Naquela tarde, contudo, não consegui ir no horário de costume. Marquei a sessão pras 19:00. Cheguei mais cedo e esperei sentada na maca da sala de exercícios. Vi um cara na maca ao lado. Devia estar ali pelo mesmo motivo que eu. Tínhamos algo em comum: revezar a mesma profissional, talvez os mesmo aparelhos. O ponto é: tínhamos algo em comum e aquilo já era suficiente pra disparar as paranóias da minha cabeça, ainda que eu tivesse achado horrorosa a combinação da camisa com o a bermuda que ele.vestia.
"Fez o quê ai?"
"Rompi o ligamento."
"Nossa! Dói, ne?"
"Foi parcial, não dói tanto assim. E você?"
"Cai de moto. Rompi o ligamento cruzado do joelho."

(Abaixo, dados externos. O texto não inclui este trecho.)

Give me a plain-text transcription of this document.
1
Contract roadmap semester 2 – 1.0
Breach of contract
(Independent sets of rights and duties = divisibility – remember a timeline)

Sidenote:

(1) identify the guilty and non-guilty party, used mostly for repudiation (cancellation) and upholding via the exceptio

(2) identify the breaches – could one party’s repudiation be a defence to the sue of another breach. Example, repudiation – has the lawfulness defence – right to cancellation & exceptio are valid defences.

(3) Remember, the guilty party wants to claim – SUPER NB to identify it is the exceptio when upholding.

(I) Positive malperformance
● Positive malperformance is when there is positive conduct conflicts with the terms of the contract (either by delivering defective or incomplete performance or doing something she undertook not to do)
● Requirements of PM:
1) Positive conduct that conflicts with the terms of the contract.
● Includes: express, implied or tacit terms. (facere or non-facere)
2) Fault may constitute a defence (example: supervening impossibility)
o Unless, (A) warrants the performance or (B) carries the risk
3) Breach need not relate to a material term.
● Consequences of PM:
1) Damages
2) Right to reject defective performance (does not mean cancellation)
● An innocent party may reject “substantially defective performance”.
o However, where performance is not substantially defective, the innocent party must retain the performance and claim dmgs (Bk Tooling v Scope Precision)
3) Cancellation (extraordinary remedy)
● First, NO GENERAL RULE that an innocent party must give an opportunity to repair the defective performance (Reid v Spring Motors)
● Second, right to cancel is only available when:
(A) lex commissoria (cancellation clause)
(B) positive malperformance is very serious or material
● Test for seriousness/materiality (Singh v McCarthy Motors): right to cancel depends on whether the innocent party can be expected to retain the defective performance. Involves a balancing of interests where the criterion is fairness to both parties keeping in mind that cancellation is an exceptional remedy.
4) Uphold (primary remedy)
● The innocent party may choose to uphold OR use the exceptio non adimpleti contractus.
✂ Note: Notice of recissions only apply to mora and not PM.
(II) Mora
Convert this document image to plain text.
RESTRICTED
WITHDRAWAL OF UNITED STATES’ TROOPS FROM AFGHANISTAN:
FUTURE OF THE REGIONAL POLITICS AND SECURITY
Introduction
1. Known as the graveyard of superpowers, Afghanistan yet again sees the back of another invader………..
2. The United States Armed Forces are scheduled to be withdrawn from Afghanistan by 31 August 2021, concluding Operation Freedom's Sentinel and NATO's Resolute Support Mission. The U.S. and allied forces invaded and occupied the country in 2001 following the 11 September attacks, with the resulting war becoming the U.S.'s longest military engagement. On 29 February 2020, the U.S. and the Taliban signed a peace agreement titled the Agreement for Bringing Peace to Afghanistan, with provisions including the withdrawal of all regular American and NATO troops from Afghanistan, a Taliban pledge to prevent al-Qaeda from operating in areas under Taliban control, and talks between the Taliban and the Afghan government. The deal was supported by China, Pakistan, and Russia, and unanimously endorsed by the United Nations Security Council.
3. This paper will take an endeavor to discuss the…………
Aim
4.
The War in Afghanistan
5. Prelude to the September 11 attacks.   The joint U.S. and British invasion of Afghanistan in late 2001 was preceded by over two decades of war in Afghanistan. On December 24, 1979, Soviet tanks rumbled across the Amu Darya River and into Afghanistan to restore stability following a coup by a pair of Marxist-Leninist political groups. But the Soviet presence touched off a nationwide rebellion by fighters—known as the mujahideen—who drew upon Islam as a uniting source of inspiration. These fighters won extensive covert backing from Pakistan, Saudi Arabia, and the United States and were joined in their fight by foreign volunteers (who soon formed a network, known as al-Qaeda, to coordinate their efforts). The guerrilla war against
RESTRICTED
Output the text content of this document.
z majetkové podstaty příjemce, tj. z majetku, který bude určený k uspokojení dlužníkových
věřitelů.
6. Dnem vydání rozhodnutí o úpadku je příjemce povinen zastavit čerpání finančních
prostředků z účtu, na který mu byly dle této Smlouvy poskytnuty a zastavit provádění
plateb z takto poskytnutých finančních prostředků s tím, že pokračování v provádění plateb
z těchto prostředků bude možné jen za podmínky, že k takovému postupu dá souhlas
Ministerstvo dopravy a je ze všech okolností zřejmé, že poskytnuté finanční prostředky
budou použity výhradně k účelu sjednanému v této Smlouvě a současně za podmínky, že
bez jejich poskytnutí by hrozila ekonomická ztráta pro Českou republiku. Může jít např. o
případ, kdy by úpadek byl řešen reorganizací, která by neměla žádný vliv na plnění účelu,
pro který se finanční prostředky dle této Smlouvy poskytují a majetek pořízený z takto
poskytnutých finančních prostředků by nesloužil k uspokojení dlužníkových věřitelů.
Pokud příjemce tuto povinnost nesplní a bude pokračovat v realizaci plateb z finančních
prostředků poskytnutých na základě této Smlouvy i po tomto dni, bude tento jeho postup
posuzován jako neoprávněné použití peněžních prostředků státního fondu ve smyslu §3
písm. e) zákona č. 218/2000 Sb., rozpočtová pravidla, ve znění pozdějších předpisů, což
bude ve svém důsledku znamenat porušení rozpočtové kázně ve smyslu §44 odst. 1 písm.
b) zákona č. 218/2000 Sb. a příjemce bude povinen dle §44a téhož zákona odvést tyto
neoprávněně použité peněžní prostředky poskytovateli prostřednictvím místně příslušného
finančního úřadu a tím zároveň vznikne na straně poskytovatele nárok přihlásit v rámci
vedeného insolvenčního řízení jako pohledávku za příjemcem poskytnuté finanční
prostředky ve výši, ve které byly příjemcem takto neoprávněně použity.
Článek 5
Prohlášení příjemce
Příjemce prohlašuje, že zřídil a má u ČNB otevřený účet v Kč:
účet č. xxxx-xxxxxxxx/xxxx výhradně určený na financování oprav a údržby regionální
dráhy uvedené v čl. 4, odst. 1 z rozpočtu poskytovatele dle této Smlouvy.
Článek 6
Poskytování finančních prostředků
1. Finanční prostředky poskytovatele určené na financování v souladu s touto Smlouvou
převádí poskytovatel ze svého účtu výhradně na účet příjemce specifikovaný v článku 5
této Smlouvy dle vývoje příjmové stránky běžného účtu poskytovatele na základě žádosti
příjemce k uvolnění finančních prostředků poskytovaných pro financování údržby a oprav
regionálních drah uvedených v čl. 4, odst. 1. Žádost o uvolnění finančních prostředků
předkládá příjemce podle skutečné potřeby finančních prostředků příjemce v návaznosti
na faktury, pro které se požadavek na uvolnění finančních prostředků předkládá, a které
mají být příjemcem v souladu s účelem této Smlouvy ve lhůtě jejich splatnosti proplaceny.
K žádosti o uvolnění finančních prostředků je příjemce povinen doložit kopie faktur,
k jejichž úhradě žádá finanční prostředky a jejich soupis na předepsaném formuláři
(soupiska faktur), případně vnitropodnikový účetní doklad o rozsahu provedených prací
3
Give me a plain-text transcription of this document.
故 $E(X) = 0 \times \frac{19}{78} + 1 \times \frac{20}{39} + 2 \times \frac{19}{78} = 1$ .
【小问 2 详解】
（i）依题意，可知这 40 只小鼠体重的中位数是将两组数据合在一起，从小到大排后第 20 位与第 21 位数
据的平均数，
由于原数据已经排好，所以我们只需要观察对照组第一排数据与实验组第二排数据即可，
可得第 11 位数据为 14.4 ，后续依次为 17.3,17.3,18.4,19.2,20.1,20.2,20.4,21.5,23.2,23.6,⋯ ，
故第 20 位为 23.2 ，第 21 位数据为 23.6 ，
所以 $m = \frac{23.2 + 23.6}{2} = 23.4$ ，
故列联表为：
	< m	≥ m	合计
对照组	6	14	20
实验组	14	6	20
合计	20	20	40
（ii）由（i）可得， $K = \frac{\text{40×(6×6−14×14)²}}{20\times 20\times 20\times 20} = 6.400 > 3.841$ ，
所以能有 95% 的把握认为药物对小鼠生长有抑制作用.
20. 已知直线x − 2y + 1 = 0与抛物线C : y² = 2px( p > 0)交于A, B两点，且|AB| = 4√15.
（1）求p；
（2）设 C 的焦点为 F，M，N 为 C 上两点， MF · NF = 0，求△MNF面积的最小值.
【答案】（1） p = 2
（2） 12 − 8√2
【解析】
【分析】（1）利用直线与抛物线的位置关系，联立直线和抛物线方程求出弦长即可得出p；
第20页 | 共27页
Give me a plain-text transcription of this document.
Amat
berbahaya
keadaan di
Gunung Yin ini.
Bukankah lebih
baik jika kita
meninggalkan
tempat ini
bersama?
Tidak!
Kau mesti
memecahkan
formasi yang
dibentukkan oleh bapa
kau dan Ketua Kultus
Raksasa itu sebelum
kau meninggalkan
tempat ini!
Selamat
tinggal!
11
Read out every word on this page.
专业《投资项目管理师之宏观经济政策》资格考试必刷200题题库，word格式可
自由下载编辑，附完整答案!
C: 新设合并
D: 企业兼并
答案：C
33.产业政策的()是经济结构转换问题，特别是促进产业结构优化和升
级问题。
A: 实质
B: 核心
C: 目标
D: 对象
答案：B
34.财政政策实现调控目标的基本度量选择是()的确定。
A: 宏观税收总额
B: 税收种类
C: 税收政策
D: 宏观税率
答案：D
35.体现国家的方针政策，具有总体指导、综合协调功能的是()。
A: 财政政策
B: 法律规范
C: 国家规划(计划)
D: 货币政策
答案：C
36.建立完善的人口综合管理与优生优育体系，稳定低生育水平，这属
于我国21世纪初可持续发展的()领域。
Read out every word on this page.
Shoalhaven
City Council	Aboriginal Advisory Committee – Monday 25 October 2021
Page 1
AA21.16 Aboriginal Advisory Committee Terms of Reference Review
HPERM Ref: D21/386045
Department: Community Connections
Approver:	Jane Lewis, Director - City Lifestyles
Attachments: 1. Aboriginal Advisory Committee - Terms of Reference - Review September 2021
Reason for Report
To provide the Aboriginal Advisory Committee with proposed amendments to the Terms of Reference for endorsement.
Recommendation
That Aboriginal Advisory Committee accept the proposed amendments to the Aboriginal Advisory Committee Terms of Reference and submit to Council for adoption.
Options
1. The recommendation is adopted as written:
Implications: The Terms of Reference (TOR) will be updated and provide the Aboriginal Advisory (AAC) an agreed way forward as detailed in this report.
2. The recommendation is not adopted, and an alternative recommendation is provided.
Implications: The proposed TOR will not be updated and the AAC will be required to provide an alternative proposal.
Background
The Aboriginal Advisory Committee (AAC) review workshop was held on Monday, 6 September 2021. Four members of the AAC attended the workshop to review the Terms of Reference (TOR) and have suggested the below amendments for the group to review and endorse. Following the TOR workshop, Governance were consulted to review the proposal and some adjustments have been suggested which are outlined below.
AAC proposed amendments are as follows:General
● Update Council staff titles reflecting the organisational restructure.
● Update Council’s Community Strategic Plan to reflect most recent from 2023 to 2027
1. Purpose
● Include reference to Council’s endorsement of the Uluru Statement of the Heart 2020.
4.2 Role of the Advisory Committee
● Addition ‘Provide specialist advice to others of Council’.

Ele falava "ligamento" de um jeito engraçado, tinha algum sotaque forte de quem não era dali. E eu era a louca dos sotaques. Por mim, ficaria ali ouvindo ele falar por horas a fio só pra tentar descobrir as diferentes histórias de diferentes lugares que aquele linguajar guardava em si. Mas a fisioterapeuta chegou e a única coisa que revezamos foram olhares longínquos, um para o outro, dos cantos opostos da sala. Ele era meio desengonçado e, de certa forma, aquilo me fazia bem: eu ria dele e, aposto, que ele ria da minha falta de habilidade também. 
Uma hora quase se passou entre olhares trocados. Penso que aquele amor foi um dos mais duradouros que já tive. Tive até medo dele se tranformar em algo real. Bobeira.
"Lucas, mesmo horário semana que vem?"
"Sim, já avisei minha noiva que das 19 às 20 sou seu, mas, depois disso, sou só dela."
"E vc, querida?" 
"Qualquer um que não o das 19."
Ela riu e eu entendi o porquê de ter nos separado durante toda a sessão. 
Das 19 às 20, ele fora dela. Depois disso, ele foi da outra. Meu, ele foi só mais um numa coleção inacabável de amores inventados.